Marina and I wound up holding and caressing a wide array of fat, happy little kittens waiting for adoption. On that end, the association is booming. Sharon said this year so far people have adopted about 50. Many come from the United Kingdom. That’s not good. If Brexit passes Oct. 31, it will be nearly impossible to import cats from Greece.

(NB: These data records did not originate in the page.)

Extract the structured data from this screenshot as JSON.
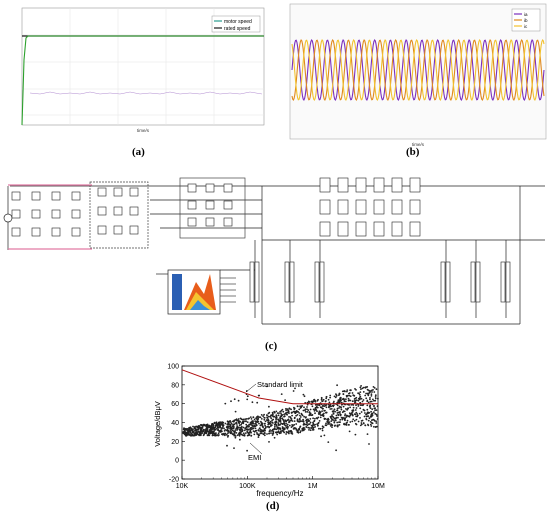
{
  "captions": {
    "a": "(a)",
    "b": "(b)",
    "c": "(c)",
    "d": "(d)"
  },
  "panel_a": {
    "legend": [
      "motor speed",
      "rated speed"
    ],
    "xlabel": "time/s",
    "colors": {
      "motor": "#2ca02c",
      "rated": "#1a1a1a",
      "teal": "#2a9d8f"
    }
  },
  "panel_b": {
    "legend": [
      "ia",
      "ib",
      "ic"
    ],
    "xlabel": "time/s",
    "colors": {
      "ia": "#7b2fbe",
      "ib": "#e08a1e",
      "ic": "#f2c230"
    }
  },
  "panel_d": {
    "xlabel": "frequency/Hz",
    "ylabel": "Voltage/dBμV",
    "annotations": {
      "limit": "Standard limit",
      "emi": "EMI"
    }
  },
  "chart_data": [
    {
      "type": "scatter",
      "title": "",
      "xlabel": "frequency/Hz",
      "ylabel": "Voltage/dBμV",
      "x_scale": "log",
      "xlim": [
        10000,
        10000000
      ],
      "ylim": [
        -20,
        100
      ],
      "x_ticks": [
        {
          "value": 10000,
          "label": "10K"
        },
        {
          "value": 100000,
          "label": "100K"
        },
        {
          "value": 1000000,
          "label": "1M"
        },
        {
          "value": 10000000,
          "label": "10M"
        }
      ],
      "y_ticks": [
        -20,
        0,
        20,
        40,
        60,
        80,
        100
      ],
      "series": [
        {
          "name": "Standard limit",
          "kind": "line",
          "color": "#b01010",
          "x": [
            10000,
            150000,
            500000,
            5000000,
            10000000
          ],
          "y": [
            96,
            66,
            60,
            60,
            60
          ]
        },
        {
          "name": "EMI",
          "kind": "scatter",
          "color": "#222222",
          "x": [
            12000,
            15000,
            20000,
            30000,
            50000,
            80000,
            120000,
            200000,
            300000,
            500000,
            700000,
            1000000,
            2000000,
            3000000,
            5000000,
            7000000,
            10000000
          ],
          "y": [
            30,
            31,
            32,
            33,
            34,
            35,
            36,
            38,
            40,
            42,
            45,
            48,
            52,
            55,
            57,
            58,
            56
          ]
        }
      ],
      "grid": false,
      "legend": "none"
    }
  ]
}
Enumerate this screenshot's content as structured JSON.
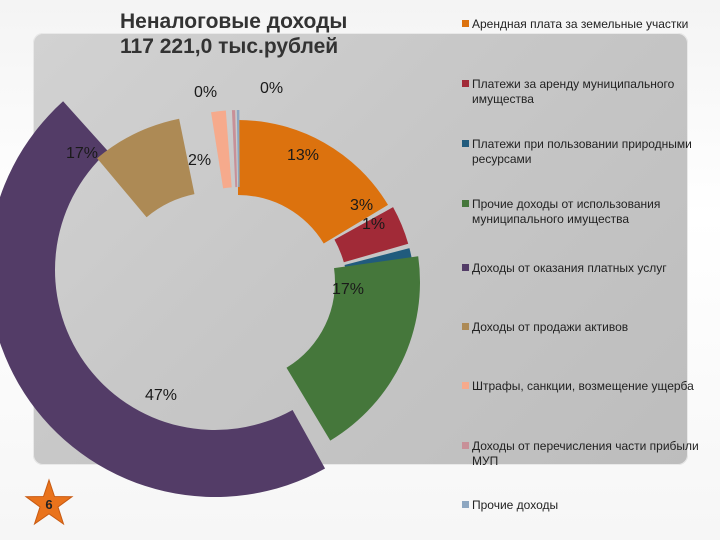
{
  "title": {
    "line1": "Неналоговые доходы",
    "line2": "117 221,0 тыс.рублей"
  },
  "slide_number": "6",
  "colors": {
    "panel": "#c9c9c9",
    "badge": "#e9731c"
  },
  "chart_data": {
    "type": "pie",
    "variant": "exploded-doughnut",
    "title": "Неналоговые доходы 117 221,0 тыс.рублей",
    "legend_position": "right",
    "series": [
      {
        "name": "Арендная плата за земельные участки",
        "value": 13,
        "label": "13%",
        "color": "#dc720e"
      },
      {
        "name": "Платежи  за  аренду муниципального имущества",
        "value": 3,
        "label": "3%",
        "color": "#a12a37"
      },
      {
        "name": "Платежи при пользовании природными ресурсами",
        "value": 1,
        "label": "1%",
        "color": "#215b7d"
      },
      {
        "name": "Прочие доходы от использования муниципального имущества",
        "value": 17,
        "label": "17%",
        "color": "#45773b"
      },
      {
        "name": "Доходы от оказания платных услуг",
        "value": 47,
        "label": "47%",
        "color": "#533c67"
      },
      {
        "name": "Доходы  от  продажи   активов",
        "value": 17,
        "label": "17%",
        "color": "#ad8a55"
      },
      {
        "name": "Штрафы, санкции, возмещение ущерба",
        "value": 2,
        "label": "2%",
        "color": "#f6aa8c"
      },
      {
        "name": "Доходы от перечисления части прибыли МУП",
        "value": 0,
        "label": "0%",
        "color": "#c89098"
      },
      {
        "name": "Прочие доходы",
        "value": 0,
        "label": "0%",
        "color": "#8ea7c1"
      }
    ]
  }
}
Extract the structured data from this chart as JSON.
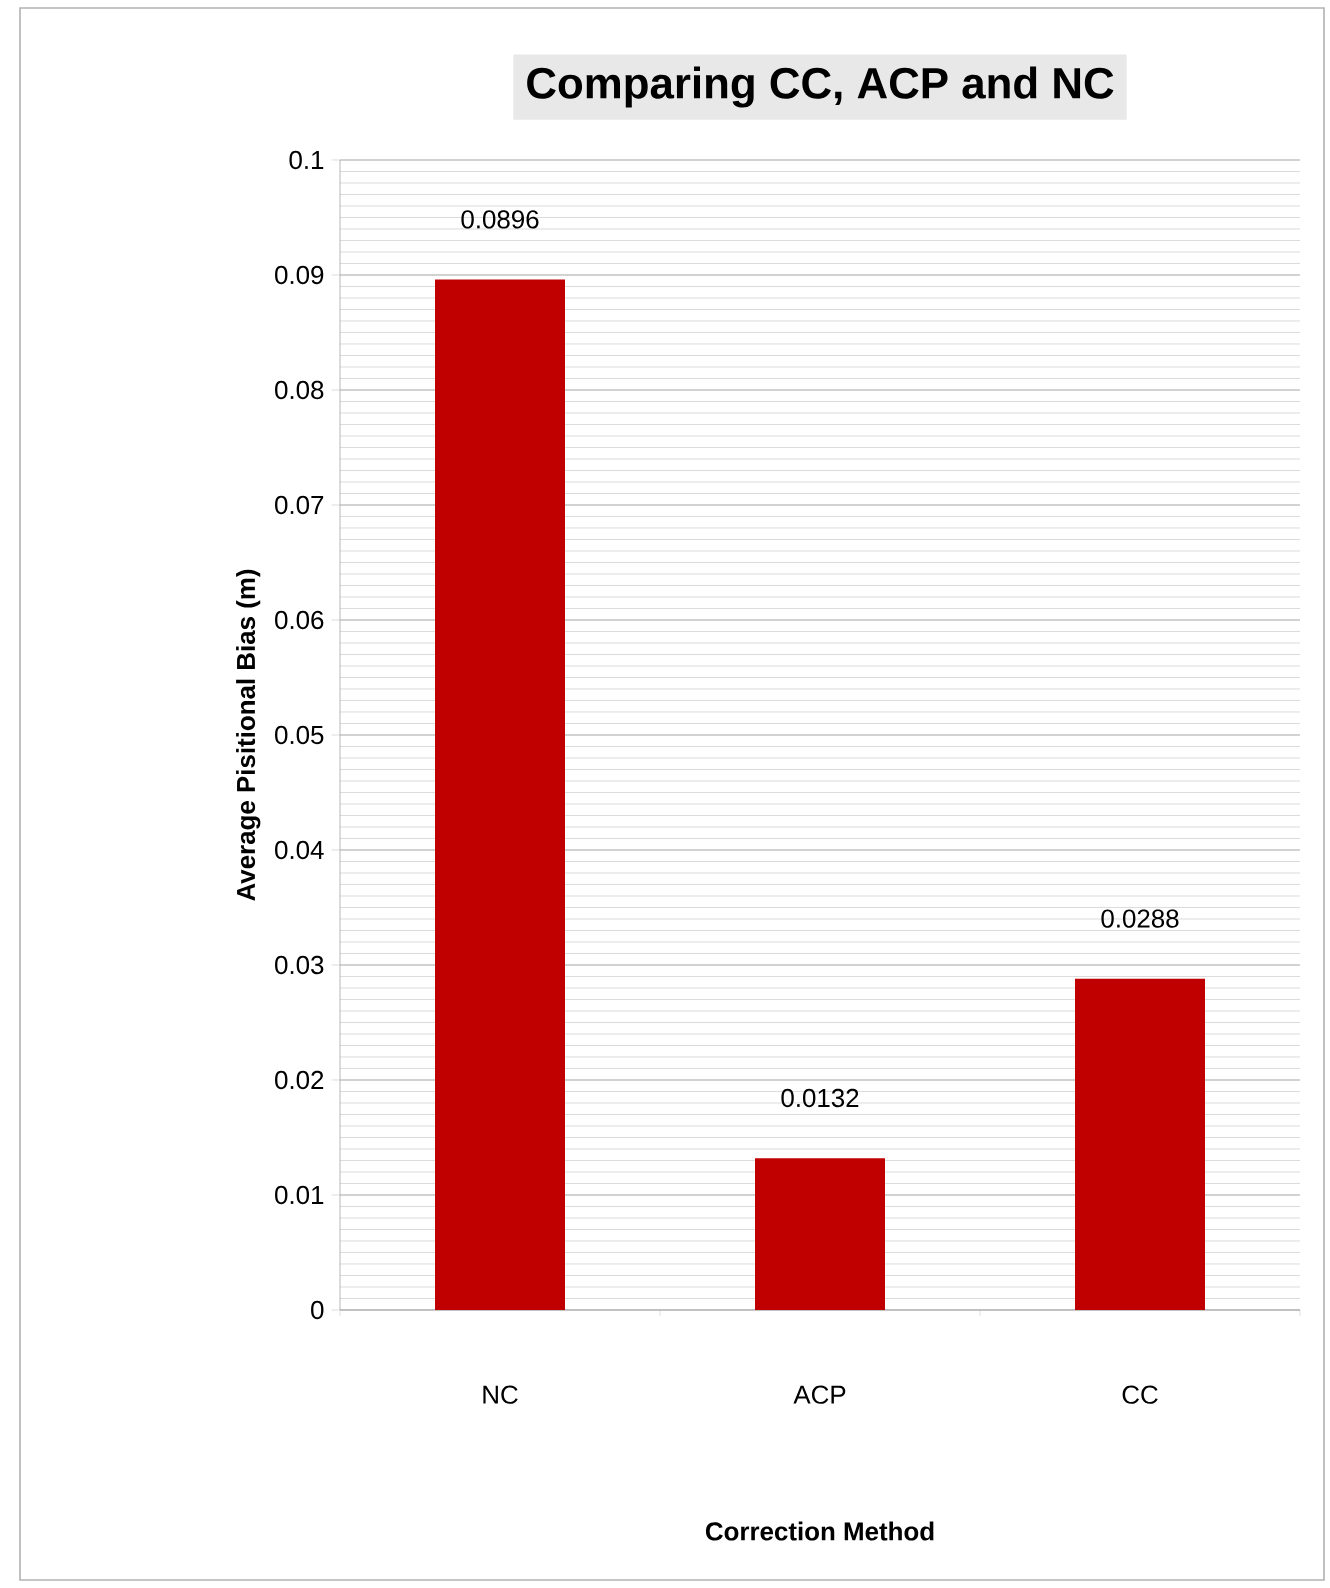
{
  "chart_data": {
    "type": "bar",
    "title": "Comparing CC, ACP and NC",
    "xlabel": "Correction Method",
    "ylabel": "Average Pisitional Bias (m)",
    "categories": [
      "NC",
      "ACP",
      "CC"
    ],
    "values": [
      0.0896,
      0.0132,
      0.0288
    ],
    "color": "#c00000",
    "ylim": [
      0,
      0.1
    ],
    "yticks": [
      0,
      0.01,
      0.02,
      0.03,
      0.04,
      0.05,
      0.06,
      0.07,
      0.08,
      0.09,
      0.1
    ],
    "grid": "y",
    "data_labels": true
  }
}
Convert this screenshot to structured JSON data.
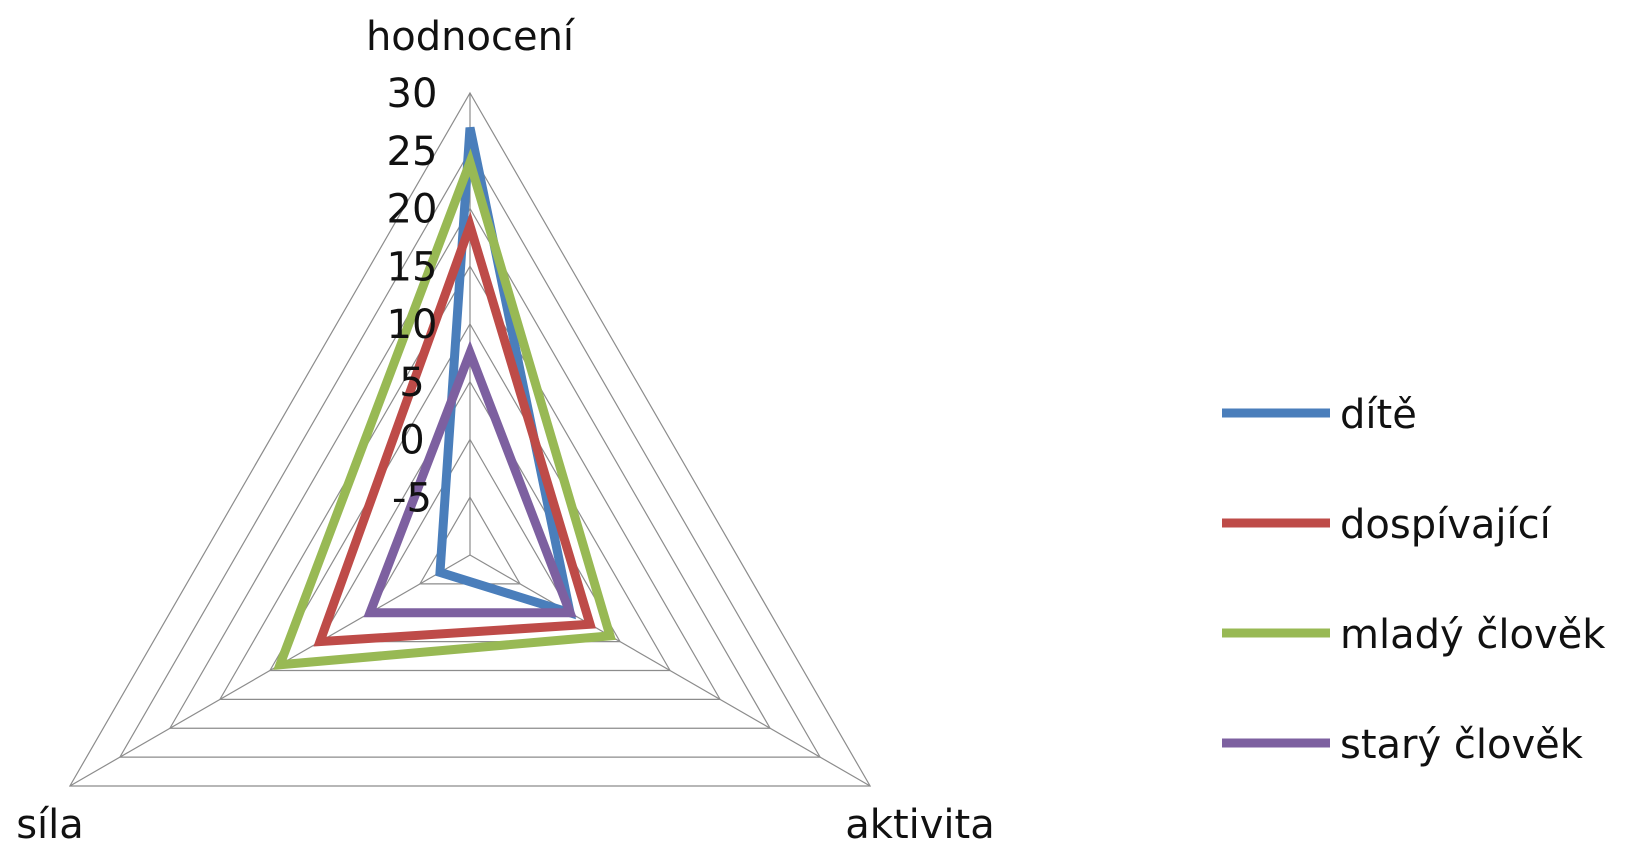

No, I couldn’t adopt Bolt. I travel too much. In Rome I’ve had two top-floor apartments with way too much exposure and too many escape routes. In fact, I wondered if the sanctuary would be better for Bolt than someone’s home.

That night at a volunteers dinner in the lovely restaurant, Porta Rossa, ironically right across the street from our hotel, I met Nina Lobregt, the Dutch volunteer who helped care for Bolt for two weeks after we brought her in. She thinks they should amputate the leg. It still bothers him, she said. But more importantly, he could use a home.

“It’s strange because he was quite sociable with humans in the beginning,” Nina said. “He will be perfect in a home as the only cat. He gets the attention as the only one and he will change completely.”